Washington, D.C. (March 3, 2021)—The full Hawaii Senate is set to soon consider SB 754—legislation that would lower the legal blood alcohol concentration (BAC) limit for driving from 0.08 to 0.05 in the state. The 40 percent reduction would mean that some residents who consume little more than a single drink prior to driving could be subject to arrest. The American Beverage Institute (ABI)—a national restaurant trade association—strongly opposes the measure and urges lawmakers to review the science before voting.
As part of a campaign highlighting the ineffectiveness of a 0.05 law and the unintended consequences for consumers associated with the policy, ABI shared educational materials with every member of the Hawaii Senate leading up to the vote. View those documents here and here.

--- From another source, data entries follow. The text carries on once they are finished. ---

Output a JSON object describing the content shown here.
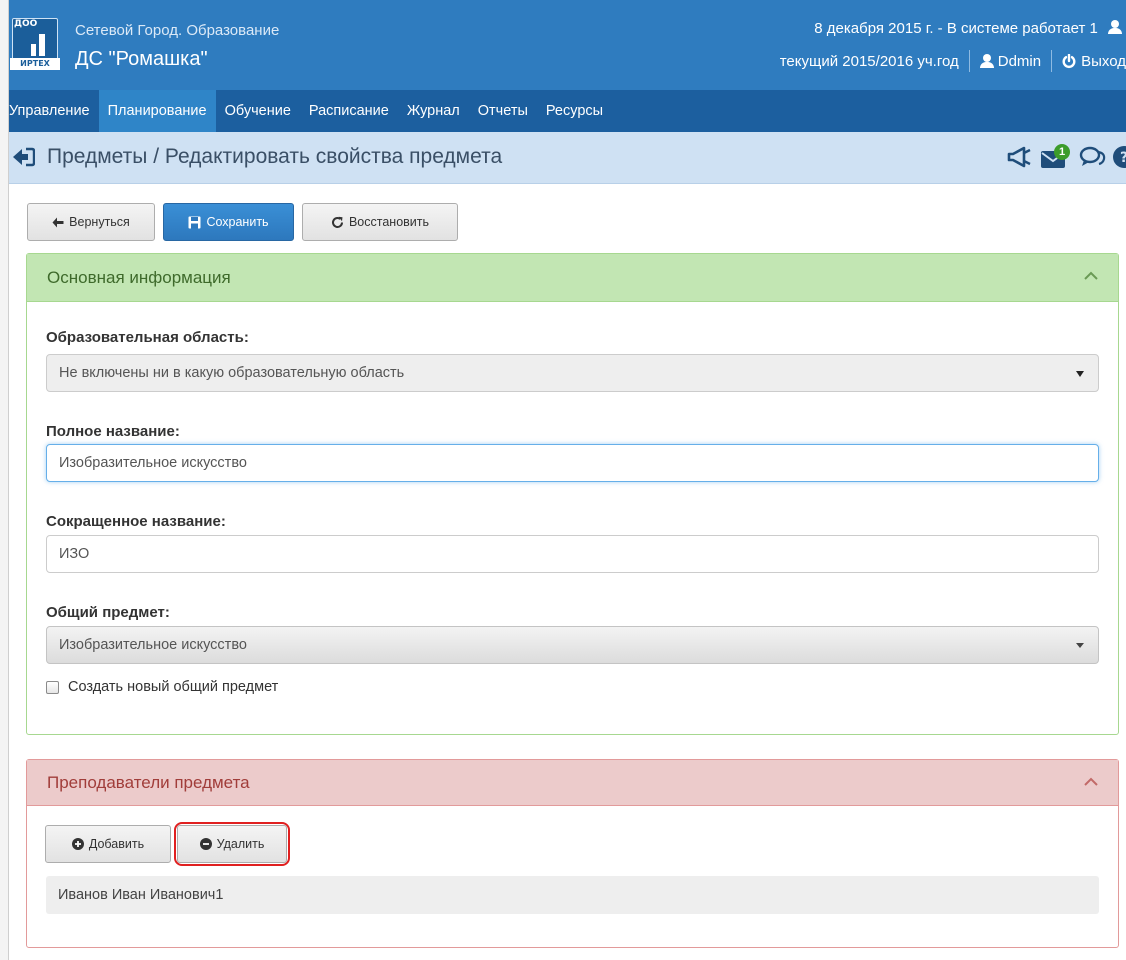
{
  "header": {
    "logo_top_text": "ДОО",
    "logo_brand": "ИРТЕХ",
    "app_title": "Сетевой Город. Образование",
    "org_name": "ДС \"Ромашка\"",
    "status_line": "8 декабря 2015 г. - В системе работает 1",
    "year_text": "текущий 2015/2016 уч.год",
    "user_name": "Ddmin",
    "logout_label": "Выход"
  },
  "nav": {
    "items": [
      {
        "label": "Управление"
      },
      {
        "label": "Планирование",
        "active": true
      },
      {
        "label": "Обучение"
      },
      {
        "label": "Расписание"
      },
      {
        "label": "Журнал"
      },
      {
        "label": "Отчеты"
      },
      {
        "label": "Ресурсы"
      }
    ]
  },
  "breadcrumb": {
    "text": "Предметы / Редактировать свойства предмета",
    "mail_badge": "1"
  },
  "toolbar": {
    "back_label": "Вернуться",
    "save_label": "Сохранить",
    "restore_label": "Восстановить"
  },
  "main_info": {
    "title": "Основная информация",
    "area_label": "Образовательная область:",
    "area_value": "Не включены ни в какую образовательную область",
    "full_name_label": "Полное название:",
    "full_name_value": "Изобразительное искусство",
    "short_name_label": "Сокращенное название:",
    "short_name_value": "ИЗО",
    "common_subject_label": "Общий предмет:",
    "common_subject_value": "Изобразительное искусство",
    "create_new_label": "Создать новый общий предмет",
    "create_new_checked": false
  },
  "teachers": {
    "title": "Преподаватели предмета",
    "add_label": "Добавить",
    "delete_label": "Удалить",
    "list": [
      "Иванов Иван Иванович1"
    ]
  },
  "colors": {
    "header_blue": "#2f7cbf",
    "nav_blue": "#1c5f9f",
    "nav_active": "#2f85c8",
    "panel_green": "#c2e6b3",
    "panel_red": "#eccbcb",
    "highlight_red": "#e02020"
  }
}
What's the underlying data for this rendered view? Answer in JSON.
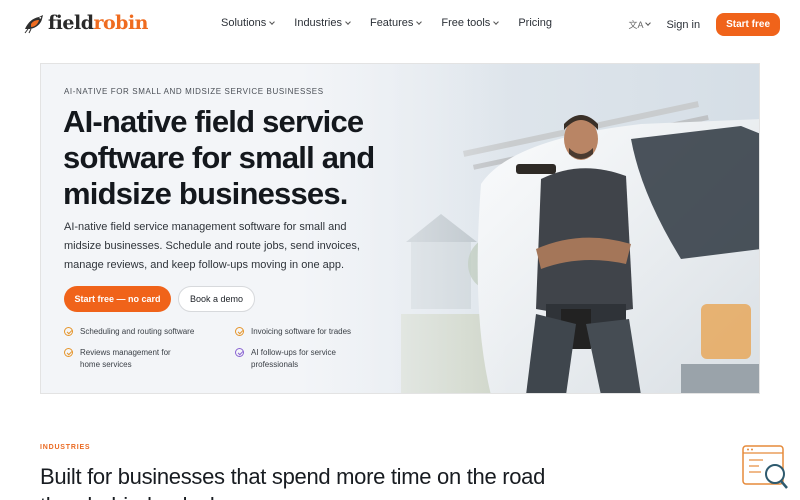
{
  "nav": {
    "logo_part1": "field",
    "logo_part2": "robin",
    "menu": [
      {
        "label": "Solutions",
        "dropdown": true
      },
      {
        "label": "Industries",
        "dropdown": true
      },
      {
        "label": "Features",
        "dropdown": true
      },
      {
        "label": "Free tools",
        "dropdown": true
      },
      {
        "label": "Pricing",
        "dropdown": false
      }
    ],
    "language_label": "文A",
    "sign_in": "Sign in",
    "start_free": "Start free"
  },
  "hero": {
    "eyebrow": "AI-NATIVE FOR SMALL AND MIDSIZE SERVICE BUSINESSES",
    "title": "AI-native field service software for small and midsize businesses.",
    "lead": "AI-native field service management software for small and midsize businesses. Schedule and route jobs, send invoices, manage reviews, and keep follow-ups moving in one app.",
    "cta_primary": "Start free — no card",
    "cta_secondary": "Book a demo",
    "features": [
      {
        "label": "Scheduling and routing software",
        "icon": "check-circle-icon"
      },
      {
        "label": "Invoicing software for trades",
        "icon": "check-circle-icon"
      },
      {
        "label": "Reviews management for home services",
        "icon": "check-circle-icon"
      },
      {
        "label": "AI follow-ups for service professionals",
        "icon": "check-circle-icon"
      }
    ]
  },
  "section": {
    "eyebrow": "INDUSTRIES",
    "title_line1": "Built for businesses that spend more time on the road",
    "title_line2": "than behind a desk."
  },
  "colors": {
    "accent": "#f0631a",
    "check": "#e5952b",
    "ai_check": "#8a63d2"
  },
  "icons": {
    "logo": "robin-bird-icon",
    "widget": "document-search-icon"
  }
}
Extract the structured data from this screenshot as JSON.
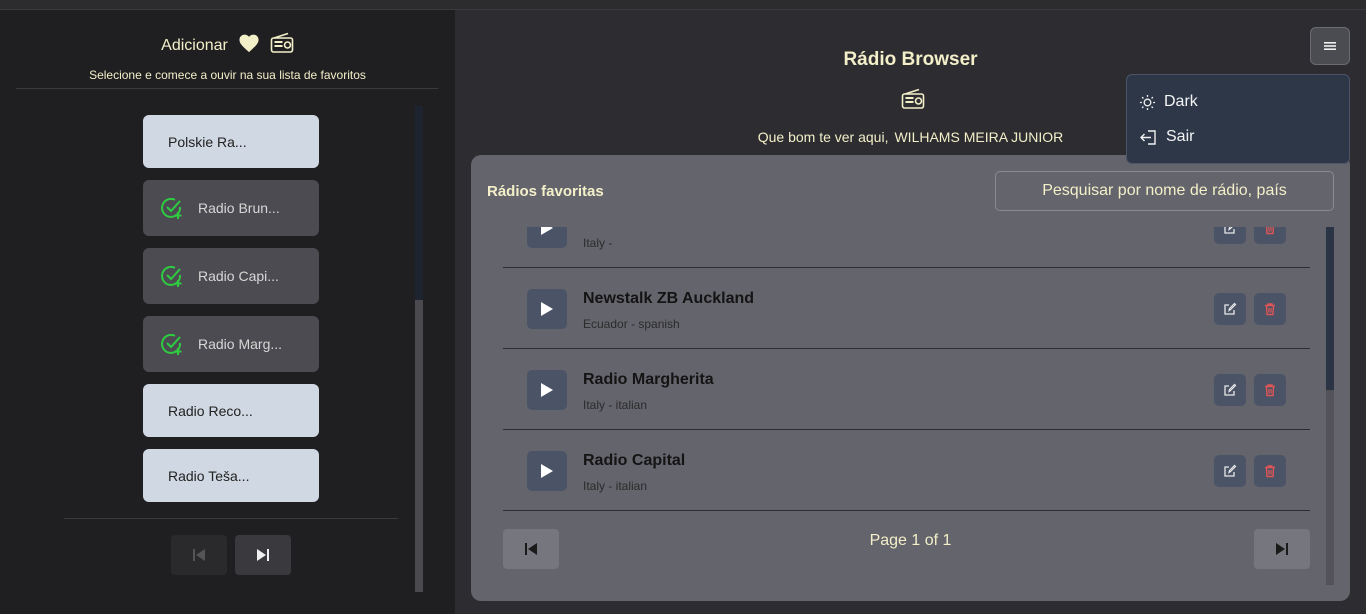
{
  "colors": {
    "accent_text": "#f3efc9",
    "check_green": "#2ecc40",
    "delete_red": "#e05555",
    "panel_bg": "#64646c"
  },
  "sidebar": {
    "title": "Adicionar",
    "title_icons": [
      "heart-icon",
      "radio-icon"
    ],
    "subtitle": "Selecione e comece a ouvir na sua lista de favoritos",
    "items": [
      {
        "label": "Polskie Ra...",
        "added": false
      },
      {
        "label": "Radio Brun...",
        "added": true
      },
      {
        "label": "Radio Capi...",
        "added": true
      },
      {
        "label": "Radio Marg...",
        "added": true
      },
      {
        "label": "Radio Reco...",
        "added": false
      },
      {
        "label": "Radio Teša...",
        "added": false
      }
    ],
    "pagination": {
      "prev_icon": "skip-previous-icon",
      "next_icon": "skip-next-icon"
    }
  },
  "header": {
    "title": "Rádio Browser",
    "welcome": "Que bom te ver aqui,",
    "user_name": "WILHAMS MEIRA JUNIOR"
  },
  "menu": {
    "items": [
      {
        "label": "Dark",
        "icon": "sun-icon"
      },
      {
        "label": "Sair",
        "icon": "logout-icon"
      }
    ]
  },
  "favorites": {
    "title": "Rádios favoritas",
    "search_placeholder": "Pesquisar por nome de rádio, país",
    "rows": [
      {
        "name": "",
        "meta": "Italy -"
      },
      {
        "name": "Newstalk ZB Auckland",
        "meta": "Ecuador - spanish"
      },
      {
        "name": "Radio Margherita",
        "meta": "Italy - italian"
      },
      {
        "name": "Radio Capital",
        "meta": "Italy - italian"
      }
    ],
    "page_label": "Page 1 of 1"
  }
}
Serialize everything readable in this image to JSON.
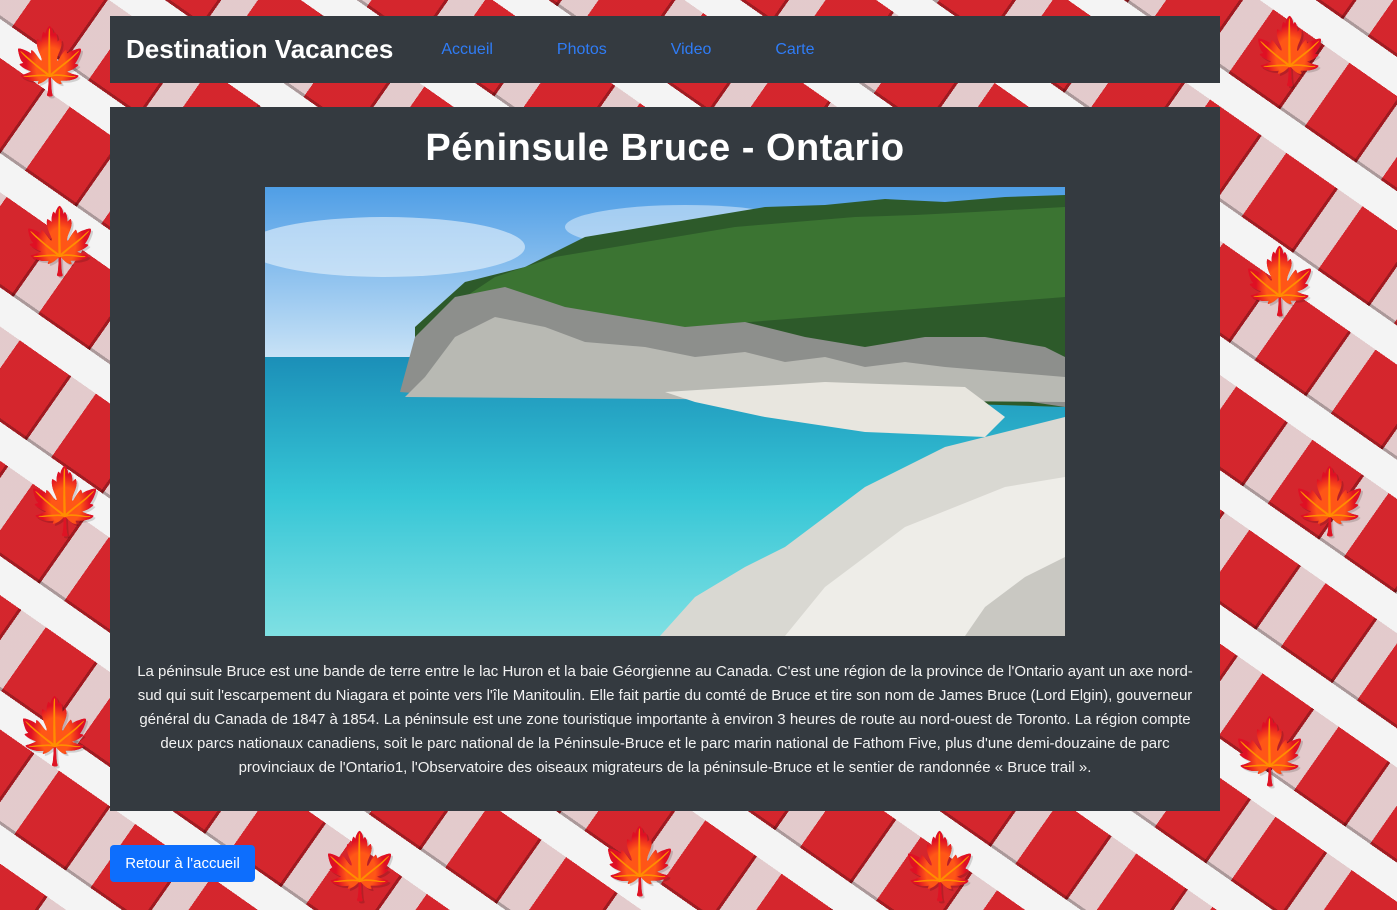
{
  "navbar": {
    "brand": "Destination Vacances",
    "links": [
      {
        "label": "Accueil"
      },
      {
        "label": "Photos"
      },
      {
        "label": "Video"
      },
      {
        "label": "Carte"
      }
    ],
    "link_color": "#2f7cf6",
    "background": "#343a40"
  },
  "main": {
    "title": "Péninsule Bruce - Ontario",
    "description": "La péninsule Bruce est une bande de terre entre le lac Huron et la baie Géorgienne au Canada. C'est une région de la province de l'Ontario ayant un axe nord-sud qui suit l'escarpement du Niagara et pointe vers l'île Manitoulin. Elle fait partie du comté de Bruce et tire son nom de James Bruce (Lord Elgin), gouverneur général du Canada de 1847 à 1854. La péninsule est une zone touristique importante à environ 3 heures de route au nord-ouest de Toronto. La région compte deux parcs nationaux canadiens, soit le parc national de la Péninsule-Bruce et le parc marin national de Fathom Five, plus d'une demi-douzaine de parc provinciaux de l'Ontario1, l'Observatoire des oiseaux migrateurs de la péninsule-Bruce et le sentier de randonnée « Bruce trail »."
  },
  "footer": {
    "back_button": "Retour à l'accueil",
    "button_color": "#0d6efd"
  },
  "background": {
    "icon": "canada-flag-pattern",
    "colors": [
      "#d7262d",
      "#ffffff"
    ]
  }
}
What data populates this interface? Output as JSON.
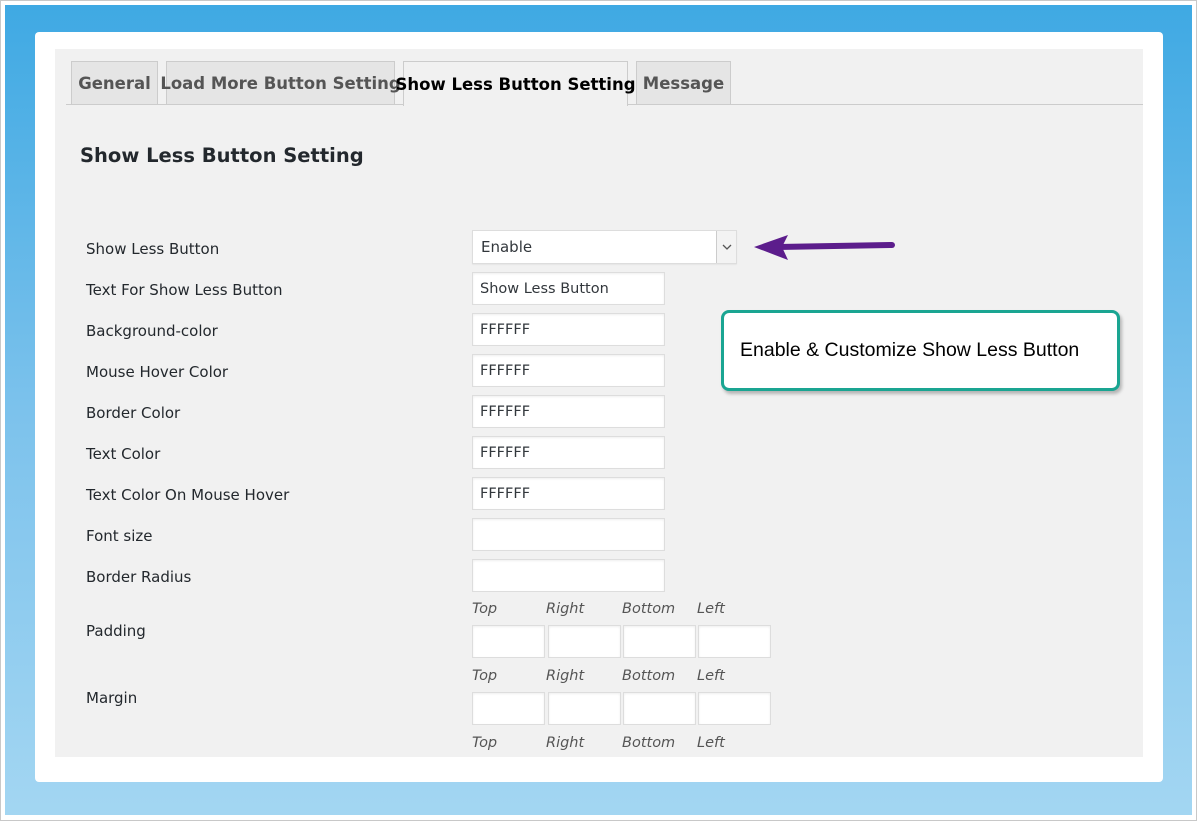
{
  "tabs": [
    {
      "label": "General",
      "active": false
    },
    {
      "label": "Load More Button Setting",
      "active": false
    },
    {
      "label": "Show Less Button Setting",
      "active": true
    },
    {
      "label": "Message",
      "active": false
    }
  ],
  "section_title": "Show Less Button Setting",
  "fields": {
    "show_less_button": {
      "label": "Show Less Button",
      "value": "Enable"
    },
    "text_for_show_less": {
      "label": "Text For Show Less Button",
      "value": "Show Less Button"
    },
    "background_color": {
      "label": "Background-color",
      "value": "FFFFFF"
    },
    "mouse_hover_color": {
      "label": "Mouse Hover Color",
      "value": "FFFFFF"
    },
    "border_color": {
      "label": "Border Color",
      "value": "FFFFFF"
    },
    "text_color": {
      "label": "Text Color",
      "value": "FFFFFF"
    },
    "text_color_hover": {
      "label": "Text Color On Mouse Hover",
      "value": "FFFFFF"
    },
    "font_size": {
      "label": "Font size",
      "value": ""
    },
    "border_radius": {
      "label": "Border Radius",
      "value": ""
    },
    "padding": {
      "label": "Padding"
    },
    "margin": {
      "label": "Margin"
    }
  },
  "sides": {
    "top": "Top",
    "right": "Right",
    "bottom": "Bottom",
    "left": "Left"
  },
  "callout": "Enable & Customize Show Less Button",
  "colors": {
    "background_gradient_top": "#3fa9e3",
    "background_gradient_bottom": "#a3d6f2",
    "callout_border": "#1aa592",
    "arrow": "#5c1d8c"
  },
  "icons": {
    "select_caret": "chevron-down-icon",
    "annotation_arrow": "arrow-left-icon"
  }
}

The American Beverage Institute released the following statement:
Watering down the legal definition of “drunk” is a poorly targeted approach to improve road safety in Hawaii. The vast majority of alcohol-involved traffic fatalities in the state involve people well above the current 0.08 standard—a group of criminals that is not addressed by lowering the BAC arrest level by 40 percent. As with any product, there is a clear distinction between use and abuse. Lawmakers should follow the science and focus on the latter.
While the safety benefits of a 0.05 policy are nil, the unintended consequences for individuals and businesses are sizable. The state hospitality and tourism industries are already struggling to survive amid the lingering pandemic. Making criminals out of their responsible consumers—who are less impaired at 0.05 BAC than when talking on a hands free cell phone—will make recovery even more challenging. Should lawmakers risk further economic deterioration for a policy that won’t improve road safety?